The Centre for Sustainable, Healthy, and Learning Cities and Neighbourhoods (SHLC) will be hosting an online seminar on ‘Exploring liveability in regional cities in Bangladesh’ on 16 June 2020, 10..00 – 11.30 UK GMT. More details on the event and how to register are available on the SHLC website.

This seminar presents research findings from an interdisciplinary project exploring ‘liveability’ in Mongla and Noapara in south-western Bangladesh. Speakers will showcase findings from storytelling workshops, photoessays, theatre performances, household surveys, interviews and more.

Register to attend online via Eventbrite:


  • Hanna Ruszczyk, Institute of Hazard Risk and Resilience, Department of Geography, Durham University, UK
  • Istiakh Ahmed, International Centre for Climate Change and Development, Independent University, Bangladesh
  • Alex Hallingey, University of the Witwatersrand, Johannesburg

Increasingly, small to medium-sized, regional cities (with less than 500,000 residents) of the global South are sites where rapid migration, climate change, insufficient infrastructure, and hazards are coming together to create a problematic reality not only for residents but also for government and policymakers.

The ‘Liveable Regional Cities in Bangladesh’ project, funded by the Centre for Sustainable, Healthy and Learning Cities and Neighbourhoods at the University of Glasgow, is an interdisciplinary exploration of two regional coastal cities – Mongla and Noapara – in south-western Bangladesh from the perspectives of residents, officials and stakeholders.
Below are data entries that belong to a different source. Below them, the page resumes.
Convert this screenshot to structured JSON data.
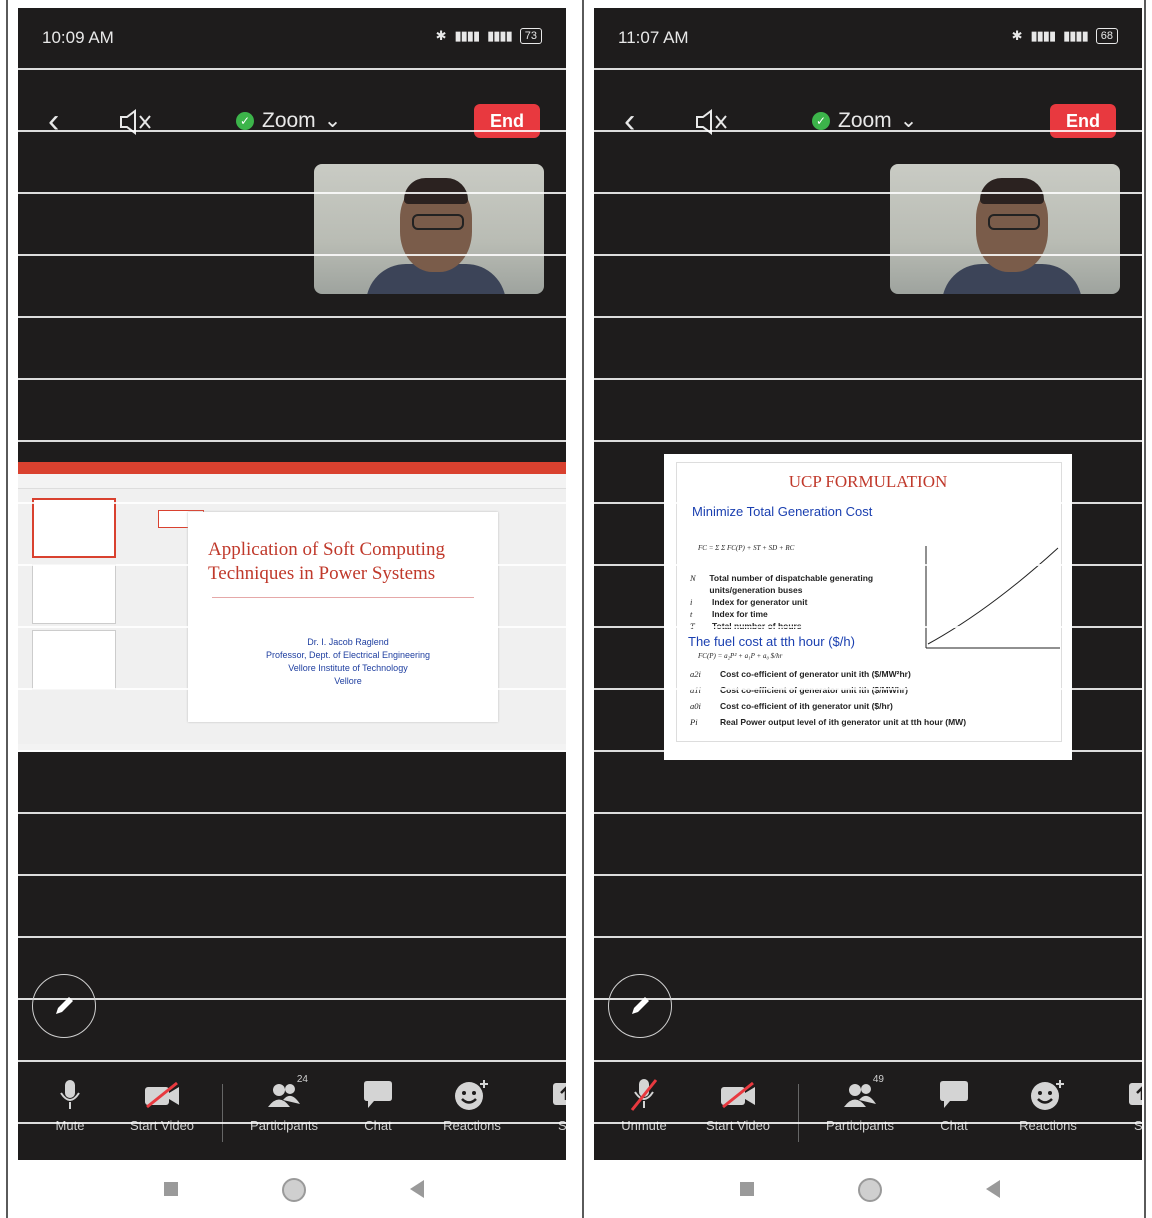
{
  "left": {
    "status": {
      "time": "10:09 AM",
      "battery": "73"
    },
    "topbar": {
      "title": "Zoom",
      "end_label": "End"
    },
    "presentation": {
      "title": "Application of Soft Computing Techniques in Power Systems",
      "author": "Dr. I. Jacob Raglend",
      "position": "Professor, Dept. of Electrical Engineering",
      "institute": "Vellore Institute of Technology",
      "city": "Vellore"
    },
    "toolbar": {
      "mute_label": "Mute",
      "video_label": "Start Video",
      "participants_label": "Participants",
      "participants_count": "24",
      "chat_label": "Chat",
      "reactions_label": "Reactions",
      "share_label": "Sh"
    }
  },
  "right": {
    "status": {
      "time": "11:07 AM",
      "battery": "68"
    },
    "topbar": {
      "title": "Zoom",
      "end_label": "End"
    },
    "slide": {
      "title": "UCP FORMULATION",
      "subtitle": "Minimize Total Generation Cost",
      "defs": [
        {
          "sym": "N",
          "text": "Total number of dispatchable generating units/generation buses"
        },
        {
          "sym": "i",
          "text": "Index for generator unit"
        },
        {
          "sym": "t",
          "text": "Index for time"
        },
        {
          "sym": "T",
          "text": "Total number of hours"
        }
      ],
      "fuel_cost": "The fuel cost at tth hour ($/h)",
      "coefs": [
        {
          "sym": "a2i",
          "text": "Cost co-efficient of generator unit ith ($/MW²hr)"
        },
        {
          "sym": "a1i",
          "text": "Cost co-efficient of generator unit ith ($/MWhr)"
        },
        {
          "sym": "a0i",
          "text": "Cost co-efficient of ith generator unit ($/hr)"
        },
        {
          "sym": "Pi",
          "text": "Real Power output level of ith generator unit at tth hour (MW)"
        }
      ]
    },
    "toolbar": {
      "mute_label": "Unmute",
      "video_label": "Start Video",
      "participants_label": "Participants",
      "participants_count": "49",
      "chat_label": "Chat",
      "reactions_label": "Reactions",
      "share_label": "Sh"
    }
  },
  "colors": {
    "end_button": "#e8393f",
    "slide_title": "#c0392b",
    "slide_blue": "#1a3fb0",
    "call_bg": "#1e1c1c"
  },
  "icons": [
    "back-icon",
    "speaker-off-icon",
    "shield-check-icon",
    "chevron-down-icon",
    "pencil-icon",
    "microphone-icon",
    "video-off-icon",
    "participants-icon",
    "chat-icon",
    "reactions-icon",
    "share-icon"
  ]
}
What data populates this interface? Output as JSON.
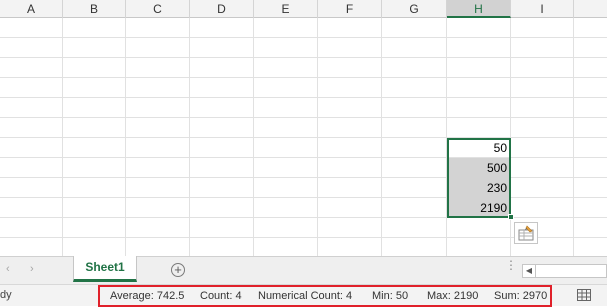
{
  "columns": [
    "A",
    "B",
    "C",
    "D",
    "E",
    "F",
    "G",
    "H",
    "I"
  ],
  "selected_column": "H",
  "cells": [
    {
      "ref": "H7",
      "value": "50",
      "shaded": false
    },
    {
      "ref": "H8",
      "value": "500",
      "shaded": true
    },
    {
      "ref": "H9",
      "value": "230",
      "shaded": true
    },
    {
      "ref": "H10",
      "value": "2190",
      "shaded": true
    }
  ],
  "sheet_tabs": {
    "active": "Sheet1",
    "add_sheet_symbol": "+",
    "prev_arrow": "‹",
    "next_arrow": "›",
    "more_symbol": "⋮",
    "scroll_left_arrow": "◀"
  },
  "status_bar": {
    "ready_fragment": "dy",
    "average": "Average: 742.5",
    "count": "Count: 4",
    "numerical_count": "Numerical Count: 4",
    "min": "Min: 50",
    "max": "Max: 2190",
    "sum": "Sum: 2970"
  },
  "icons": {
    "quick_analysis": "quick-analysis-icon",
    "add_sheet": "plus-circle-icon",
    "normal_view": "grid-view-icon"
  },
  "colors": {
    "accent": "#217346",
    "highlight_box": "#e0202a",
    "shaded_cell": "#d3d3d3"
  }
}
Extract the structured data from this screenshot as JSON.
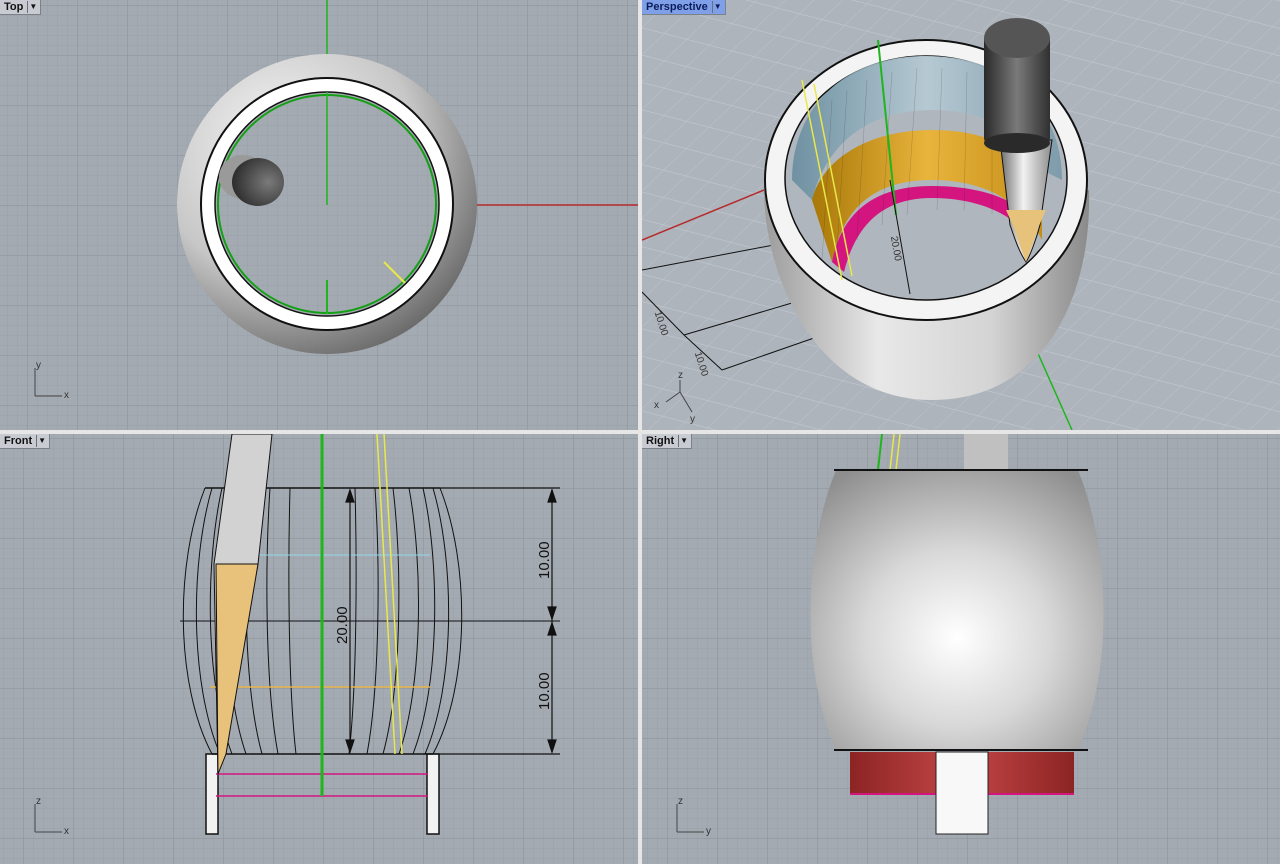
{
  "viewports": {
    "top": {
      "label": "Top",
      "axis_y": "y",
      "axis_x": "x"
    },
    "perspective": {
      "label": "Perspective",
      "axis_z": "z",
      "axis_x": "x",
      "axis_y": "y",
      "dim_a": "20.00",
      "dim_b": "10.00",
      "dim_c": "10.00"
    },
    "front": {
      "label": "Front",
      "axis_z": "z",
      "axis_x": "x",
      "dim_total": "20.00",
      "dim_upper": "10.00",
      "dim_lower": "10.00"
    },
    "right": {
      "label": "Right",
      "axis_z": "z",
      "axis_y": "y"
    }
  },
  "icons": {
    "viewport_menu": "dropdown-arrow-icon"
  },
  "colors": {
    "grid_bg": "#a4aab2",
    "active_tab": "#7fa0e8",
    "x_axis": "#b52a2a",
    "y_axis": "#1fb51f",
    "magenta": "#d4147f",
    "gold": "#d49a1a"
  }
}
The project utilised interdisciplinary methods including storytelling workshops, surveys, photo essays, semi-structured interviews and focus group discussions in order to understand residents’ interpretations of ‘liveability’. The project team conducted:

  • 100 household surveys in each city with middle-class residents and with low income residents living in informal settlements
  • More than 40 semi-structured interviews with individual residents and local and national government officials and stakeholders.
  • Participatory theatre workshops with a small group of residents in each city, culminating in short street theatre performances, which were also documented in a video.

The study explored how residents in each cities perceive their neighbourhood and what are their priorities in making their city liveable. The concept of liveability and its components of livelihoods and food security, utilities and transport, health and natural environment, education, housing, central and local government, safety and security and lastly social and leisure provide rich and complex insights into the daily life of cities and what is needed to create liveable, regional cities.